Las ardillas cundieron en el trabajo y regresaron, después de la cena, a sus blisters para hibernar. Lisa Ann limpiaba la cerámica de óvalos y miraba al exterior donde el último árbol se perpetuaba sobre el asfalto. Las camisetas lucían con sus siliconadas formaciones tras los autobuses universitarios y algún muchacho retraído quiso dormir en el césped del parque donde se suicidan cada sábado los masturbadores.
Lisa Ann mantuvo firme a los alumnos de quinto que se colaron por el balcón para sacar fotos de los trajes de cuero que ella colgaba junto a los pulpos rocosos. Un señor llamado Wolkswagen atendía en el entresuelo a las ancianas ciegas mientras oía el crujir de nudillos en el segundo piso donde Lisa sacó el latigo para domesticar a aquellos coleccionistas de Pokemon.
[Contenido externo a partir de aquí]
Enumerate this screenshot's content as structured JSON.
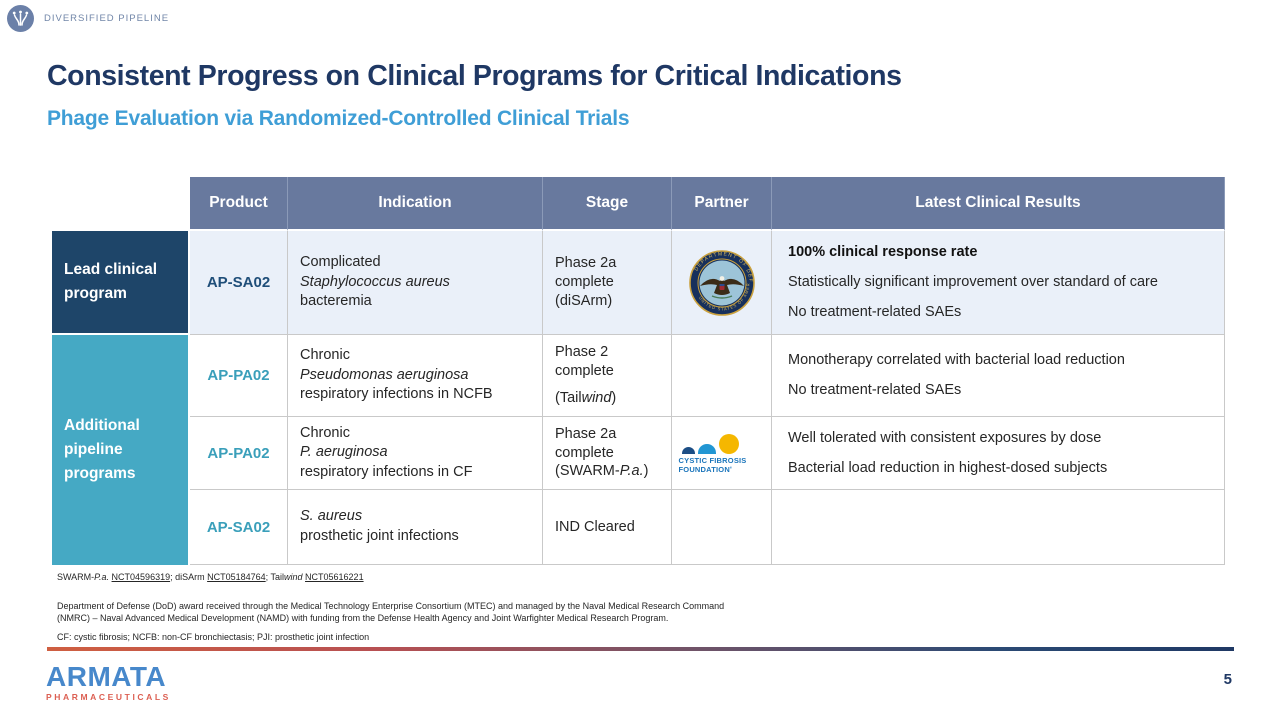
{
  "badge": {
    "label": "DIVERSIFIED PIPELINE"
  },
  "header": {
    "title": "Consistent Progress on Clinical Programs for Critical Indications",
    "subtitle": "Phage Evaluation via Randomized-Controlled Clinical Trials"
  },
  "colors": {
    "title_navy": "#1F3864",
    "subtitle_blue": "#3F9ED6",
    "table_header_bg": "#68799E",
    "lead_group_bg": "#1E4569",
    "additional_group_bg": "#45A9C4",
    "lead_row_bg": "#EAF0F9",
    "product_lead_text": "#1F4E79",
    "product_pipeline_text": "#3A9FBA",
    "armata_blue": "#4788CB",
    "armata_red": "#DC5F52"
  },
  "table": {
    "headers": [
      "Product",
      "Indication",
      "Stage",
      "Partner",
      "Latest Clinical Results"
    ],
    "groups": {
      "lead": "Lead clinical program",
      "additional": "Additional pipeline programs"
    },
    "rows": [
      {
        "product": "AP-SA02",
        "indication": [
          {
            "t": "Complicated "
          },
          {
            "t": "Staphylococcus aureus",
            "i": 1
          },
          {
            "t": " bacteremia"
          }
        ],
        "stage": [
          {
            "segs": [
              {
                "t": "Phase 2a complete (diSArm)"
              }
            ]
          }
        ],
        "partner": "department-of-defense-seal",
        "results": [
          {
            "bold": 1,
            "segs": [
              {
                "t": "100% clinical response rate"
              }
            ]
          },
          {
            "segs": [
              {
                "t": "Statistically significant improvement over standard of care"
              }
            ]
          },
          {
            "segs": [
              {
                "t": "No treatment-related SAEs"
              }
            ]
          }
        ]
      },
      {
        "product": "AP-PA02",
        "indication": [
          {
            "t": "Chronic "
          },
          {
            "t": "Pseudomonas aeruginosa",
            "i": 1
          },
          {
            "t": " respiratory infections in NCFB"
          }
        ],
        "stage": [
          {
            "segs": [
              {
                "t": "Phase 2 complete"
              }
            ]
          },
          {
            "segs": [
              {
                "t": "(Tail"
              },
              {
                "t": "wind",
                "i": 1
              },
              {
                "t": ")"
              }
            ]
          }
        ],
        "partner": "",
        "results": [
          {
            "segs": [
              {
                "t": "Monotherapy correlated with bacterial load reduction"
              }
            ]
          },
          {
            "segs": [
              {
                "t": "No treatment-related SAEs"
              }
            ]
          }
        ]
      },
      {
        "product": "AP-PA02",
        "indication": [
          {
            "t": "Chronic "
          },
          {
            "t": "P. aeruginosa",
            "i": 1
          },
          {
            "t": " respiratory infections in CF"
          }
        ],
        "stage": [
          {
            "segs": [
              {
                "t": "Phase 2a complete (SWARM-"
              },
              {
                "t": "P.a.",
                "i": 1
              },
              {
                "t": ")"
              }
            ]
          }
        ],
        "partner": "cystic-fibrosis-foundation-logo",
        "results": [
          {
            "segs": [
              {
                "t": "Well tolerated with consistent exposures by dose"
              }
            ]
          },
          {
            "segs": [
              {
                "t": "Bacterial load reduction in highest-dosed subjects"
              }
            ]
          }
        ]
      },
      {
        "product": "AP-SA02",
        "indication": [
          {
            "t": "S. aureus",
            "i": 1
          },
          {
            "t": " prosthetic joint infections"
          }
        ],
        "stage": [
          {
            "segs": [
              {
                "t": "IND Cleared"
              }
            ]
          }
        ],
        "partner": "",
        "results": []
      }
    ]
  },
  "partners": {
    "cff": {
      "line1": "CYSTIC FIBROSIS",
      "line2": "FOUNDATIONʹ"
    }
  },
  "footnotes": {
    "trials": [
      {
        "t": "SWARM-"
      },
      {
        "t": "P.a.",
        "i": 1
      },
      {
        "t": " "
      },
      {
        "t": "NCT04596319",
        "u": 1
      },
      {
        "t": "; diSArm "
      },
      {
        "t": "NCT05184764",
        "u": 1
      },
      {
        "t": "; Tail"
      },
      {
        "t": "wind",
        "i": 1
      },
      {
        "t": " "
      },
      {
        "t": "NCT05616221",
        "u": 1
      }
    ],
    "dod_award": "Department of Defense (DoD) award received through the Medical Technology Enterprise Consortium (MTEC) and managed by the Naval Medical Research Command (NMRC) – Naval Advanced Medical Development (NAMD) with funding from the Defense Health Agency and Joint Warfighter Medical Research Program.",
    "abbreviations": "CF: cystic fibrosis; NCFB: non-CF bronchiectasis; PJI: prosthetic joint infection"
  },
  "footer": {
    "brand": "ARMATA",
    "brand_sub": "PHARMACEUTICALS",
    "page_number": "5"
  }
}
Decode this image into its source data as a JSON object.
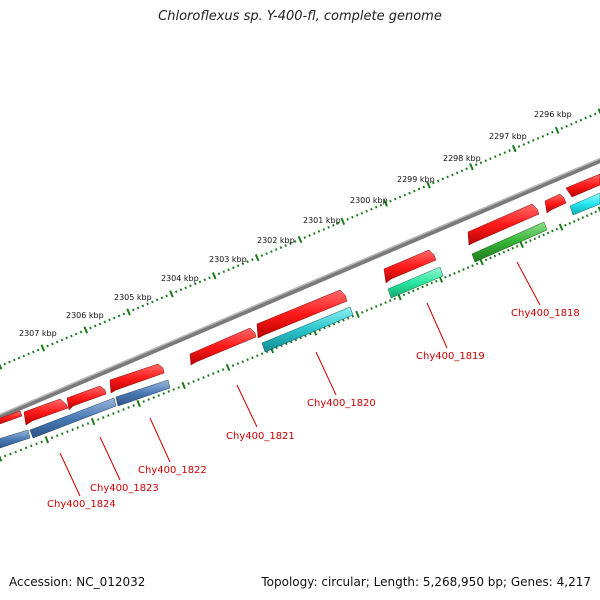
{
  "title": "Chloroflexus sp. Y-400-fl, complete genome",
  "footer": {
    "accession": "Accession: NC_012032",
    "summary": "Topology: circular; Length: 5,268,950 bp; Genes: 4,217"
  },
  "colors": {
    "backbone": "#7a7a7a",
    "tick_dots": "#1a7a1a",
    "label": "#cc0000",
    "cds_forward": "#ff1a1a",
    "teal": "#2ac4cc",
    "steel_blue": "#4a7ab4",
    "spring_green": "#2ae6a0",
    "green": "#34b434",
    "cyan": "#22e6f0"
  },
  "scale_ticks": [
    "2296 kbp",
    "2297 kbp",
    "2298 kbp",
    "2299 kbp",
    "2300 kbp",
    "2301 kbp",
    "2302 kbp",
    "2303 kbp",
    "2304 kbp",
    "2305 kbp",
    "2306 kbp",
    "2307 kbp"
  ],
  "gene_labels": [
    "Chy400_1818",
    "Chy400_1819",
    "Chy400_1820",
    "Chy400_1821",
    "Chy400_1822",
    "Chy400_1823",
    "Chy400_1824"
  ]
}
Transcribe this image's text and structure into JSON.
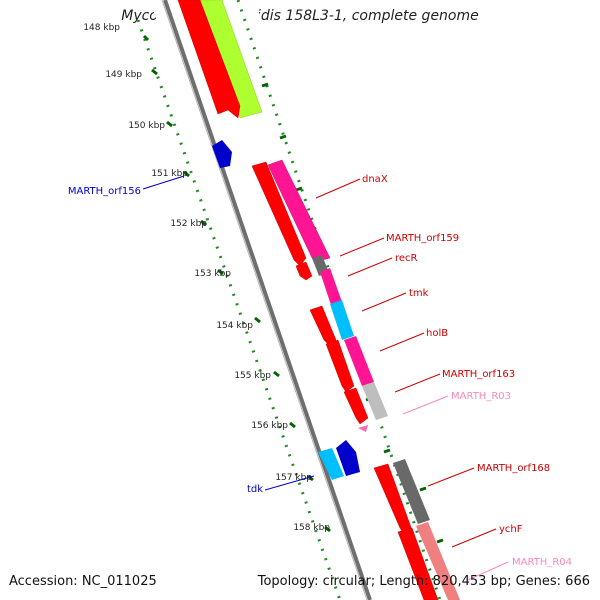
{
  "title": "Mycoplasma arthritidis 158L3-1, complete genome",
  "accession": "Accession: NC_011025",
  "topology": "Topology: circular; Length: 820,453 bp; Genes: 666",
  "ticks": [
    "148 kbp",
    "149 kbp",
    "150 kbp",
    "151 kbp",
    "152 kbp",
    "153 kbp",
    "154 kbp",
    "155 kbp",
    "156 kbp",
    "157 kbp",
    "158 kbp"
  ],
  "labels": {
    "dnaX": "dnaX",
    "MARTH_orf159": "MARTH_orf159",
    "recR": "recR",
    "tmk": "tmk",
    "holB": "holB",
    "MARTH_orf163": "MARTH_orf163",
    "MARTH_R03": "MARTH_R03",
    "MARTH_orf168": "MARTH_orf168",
    "ychF": "ychF",
    "MARTH_R04": "MARTH_R04",
    "MARTH_orf156": "MARTH_orf156",
    "tdk": "tdk"
  },
  "colors": {
    "cds": "#ff0000",
    "cog_magenta": "#ff1493",
    "cog_lime": "#adff2f",
    "cog_cyan": "#00bfff",
    "cog_gray": "#696969",
    "cog_silver": "#bebebe",
    "cog_salmon": "#f08080",
    "minus_strand": "#0000cd",
    "rna": "#ff69b4",
    "tick": "#006400",
    "backbone": "#808080",
    "label_red": "#cc0000",
    "label_blue": "#0000cc",
    "label_pink": "#ff88bb"
  }
}
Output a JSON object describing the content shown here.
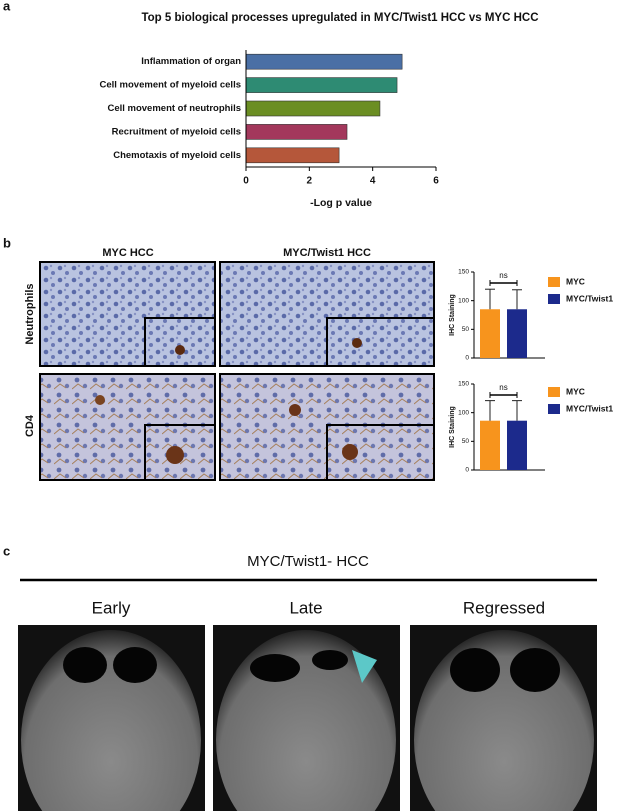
{
  "labels": {
    "panel_a": "a",
    "panel_b": "b",
    "panel_c": "c"
  },
  "histology": {
    "columns": [
      "MYC HCC",
      "MYC/Twist1 HCC"
    ],
    "rows": [
      "Neutrophils",
      "CD4"
    ]
  },
  "ct": {
    "title": "MYC/Twist1- HCC",
    "columns": [
      "Early",
      "Late",
      "Regressed"
    ]
  },
  "chart_data": [
    {
      "type": "bar",
      "orientation": "horizontal",
      "title": "Top 5 biological processes upregulated in MYC/Twist1 HCC vs MYC HCC",
      "categories": [
        "Inflammation of organ",
        "Cell movement of myeloid cells",
        "Cell movement of neutrophils",
        "Recruitment of myeloid cells",
        "Chemotaxis of myeloid cells"
      ],
      "values": [
        4.93,
        4.77,
        4.23,
        3.19,
        2.94
      ],
      "colors": [
        "#4a6fa5",
        "#2e8b73",
        "#6b8e23",
        "#a3385c",
        "#b5573a"
      ],
      "xlim": [
        0,
        6
      ],
      "xticks": [
        0,
        2,
        4,
        6
      ],
      "xlabel": "-Log p value"
    },
    {
      "type": "errorbar",
      "ylabel": "IHC Staining",
      "ylim": [
        0,
        150
      ],
      "yticks": [
        0,
        50,
        100,
        150
      ],
      "annotation": "ns",
      "legend": "right",
      "series": [
        {
          "name": "MYC",
          "color": "#f7941d",
          "values": [
            85
          ],
          "errors": [
            35
          ]
        },
        {
          "name": "MYC/Twist1",
          "color": "#1c2a8c",
          "values": [
            85
          ],
          "errors": [
            34
          ]
        }
      ]
    },
    {
      "type": "errorbar",
      "ylabel": "IHC Staining",
      "ylim": [
        0,
        150
      ],
      "yticks": [
        0,
        50,
        100,
        150
      ],
      "annotation": "ns",
      "legend": "right",
      "series": [
        {
          "name": "MYC",
          "color": "#f7941d",
          "values": [
            86
          ],
          "errors": [
            35
          ]
        },
        {
          "name": "MYC/Twist1",
          "color": "#1c2a8c",
          "values": [
            86
          ],
          "errors": [
            35
          ]
        }
      ]
    }
  ]
}
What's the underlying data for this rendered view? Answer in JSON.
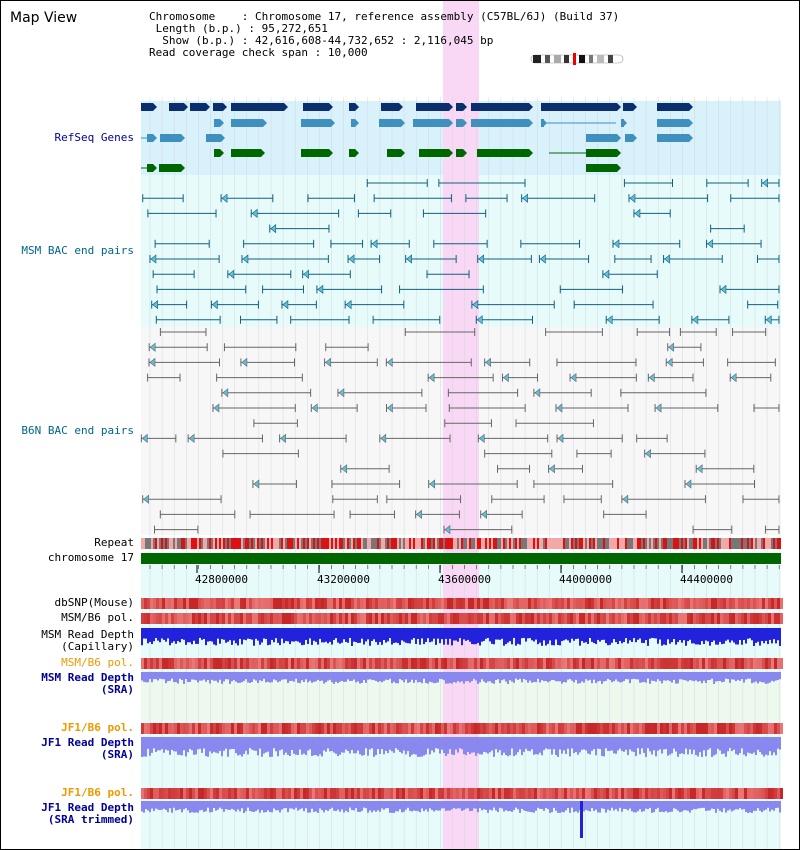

Pero el amanecer llegaba tan rápido como las aspiradoras. Y las aspiradoras no perdonan que sus pensamientos funestos sobre mujeres enlutadas en látex las atosiguen, así que deciden que el suicidio es una salida hacia la luz, tan húmeda y provechosa como la boca de Lisa. Alguna vez las he visto arrojarse desde el vacío,con sus vientres llenos de polvo, y también los he visto a ellos, a los rubios masturbadores, colgados de la soga, colocando previamente pequeñas filas de escarabajos en las aceras.
El látigo de Lisa Ann pervierte y los chavales que deciden abandonar el hogar al fin son otra clase de individuos, más parecidos a sus padres, sedientos y ochenteros.